The site is the brainchild of Justin Edwards, senior development adviser at the Belfast Learning and Skills Development Agency.
A pilot project will be unveiled at the first annual conference of the Quality Improvement Agency in Birmingham next week. Andrew Thomson, chief executive of the QIA, said the scheme would take a radical approach. He said: "It leaves quality control over the resources in the hands of the lecturers and managers, not inspectors and funding chiefs. People want to do a better job but finding time to improve and find the right material is another matter."
The web scheme, called the Excellence Gateway, is modelled on the TLC - teaching and learning communities - in Northern Ireland. When launched in spring last year, more than 100 users posted materials on the TLC site within an hour of going live. Resources get star ratings - which take account of peer reviews and their popularity. "If the QIA is to succeed, it has to be democratic in its approach," Mr Thomson said. "If you are going to make organisations work, it has to be done by the people for the people - not to the people."

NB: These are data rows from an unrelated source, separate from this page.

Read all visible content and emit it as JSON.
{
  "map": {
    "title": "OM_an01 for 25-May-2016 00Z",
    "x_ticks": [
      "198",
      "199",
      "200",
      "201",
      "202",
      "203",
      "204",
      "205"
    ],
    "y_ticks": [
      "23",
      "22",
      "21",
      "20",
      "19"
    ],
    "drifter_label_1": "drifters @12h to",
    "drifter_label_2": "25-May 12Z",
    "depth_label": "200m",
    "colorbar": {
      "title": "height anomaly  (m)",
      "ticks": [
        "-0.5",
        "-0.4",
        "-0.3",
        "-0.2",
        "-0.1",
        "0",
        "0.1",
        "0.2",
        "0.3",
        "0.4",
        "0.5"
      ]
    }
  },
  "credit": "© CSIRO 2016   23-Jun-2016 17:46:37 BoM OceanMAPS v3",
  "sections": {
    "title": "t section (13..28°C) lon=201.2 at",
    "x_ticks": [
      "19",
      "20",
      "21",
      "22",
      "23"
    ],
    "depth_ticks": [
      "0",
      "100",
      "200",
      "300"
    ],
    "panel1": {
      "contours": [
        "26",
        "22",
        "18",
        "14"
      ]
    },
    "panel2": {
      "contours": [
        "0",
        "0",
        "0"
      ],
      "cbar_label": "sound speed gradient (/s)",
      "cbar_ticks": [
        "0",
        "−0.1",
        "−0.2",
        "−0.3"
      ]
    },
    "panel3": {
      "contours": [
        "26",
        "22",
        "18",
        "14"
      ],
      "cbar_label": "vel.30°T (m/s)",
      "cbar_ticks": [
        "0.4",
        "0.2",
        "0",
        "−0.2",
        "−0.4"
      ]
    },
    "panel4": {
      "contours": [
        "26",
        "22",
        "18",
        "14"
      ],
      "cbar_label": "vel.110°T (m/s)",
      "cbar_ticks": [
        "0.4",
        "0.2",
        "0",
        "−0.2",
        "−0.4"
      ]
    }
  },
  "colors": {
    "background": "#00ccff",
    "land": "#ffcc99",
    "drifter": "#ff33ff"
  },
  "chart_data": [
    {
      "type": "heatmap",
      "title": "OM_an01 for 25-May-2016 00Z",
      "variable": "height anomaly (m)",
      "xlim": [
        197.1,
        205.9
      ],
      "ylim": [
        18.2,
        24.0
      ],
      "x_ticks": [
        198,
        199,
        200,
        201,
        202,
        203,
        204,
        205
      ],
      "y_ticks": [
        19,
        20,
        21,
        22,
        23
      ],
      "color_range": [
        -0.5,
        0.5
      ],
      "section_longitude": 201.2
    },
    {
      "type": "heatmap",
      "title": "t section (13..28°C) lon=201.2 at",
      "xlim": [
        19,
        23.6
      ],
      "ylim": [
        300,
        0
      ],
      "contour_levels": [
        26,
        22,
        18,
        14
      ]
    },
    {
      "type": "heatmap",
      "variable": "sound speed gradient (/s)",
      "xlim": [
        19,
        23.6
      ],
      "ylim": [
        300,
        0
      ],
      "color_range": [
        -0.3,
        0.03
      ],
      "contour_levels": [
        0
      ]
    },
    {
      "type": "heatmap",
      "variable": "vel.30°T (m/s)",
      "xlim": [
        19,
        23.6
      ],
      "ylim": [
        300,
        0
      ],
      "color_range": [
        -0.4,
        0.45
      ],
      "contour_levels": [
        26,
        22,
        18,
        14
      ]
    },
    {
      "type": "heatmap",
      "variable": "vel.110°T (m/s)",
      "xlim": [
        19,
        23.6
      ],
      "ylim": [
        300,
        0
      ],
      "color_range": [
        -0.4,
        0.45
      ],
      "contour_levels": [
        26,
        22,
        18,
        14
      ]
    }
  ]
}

The site will also have a "knowledge base" of best practice case studies from organisations such as Ofsted, the Adult Learning Inspectorate and the Learning and Skills Network. It will also give advice on the implications of government policy reforms.
"What people need is a possible solution to their teaching or management problems at the push of a button that does not then list three million answers, which is what they get from too many search systems," he said.
Barry Kruger, head of knowledge and intelligence at the QIA, said: "If you are a manager and want to find an equal opportunities training supplier, you should be able to go straight to the directory."
The QIA will call for volunteers for an advisory panel at the conference.
The panel will look to pilot the site from September and to extend it nationwide next April.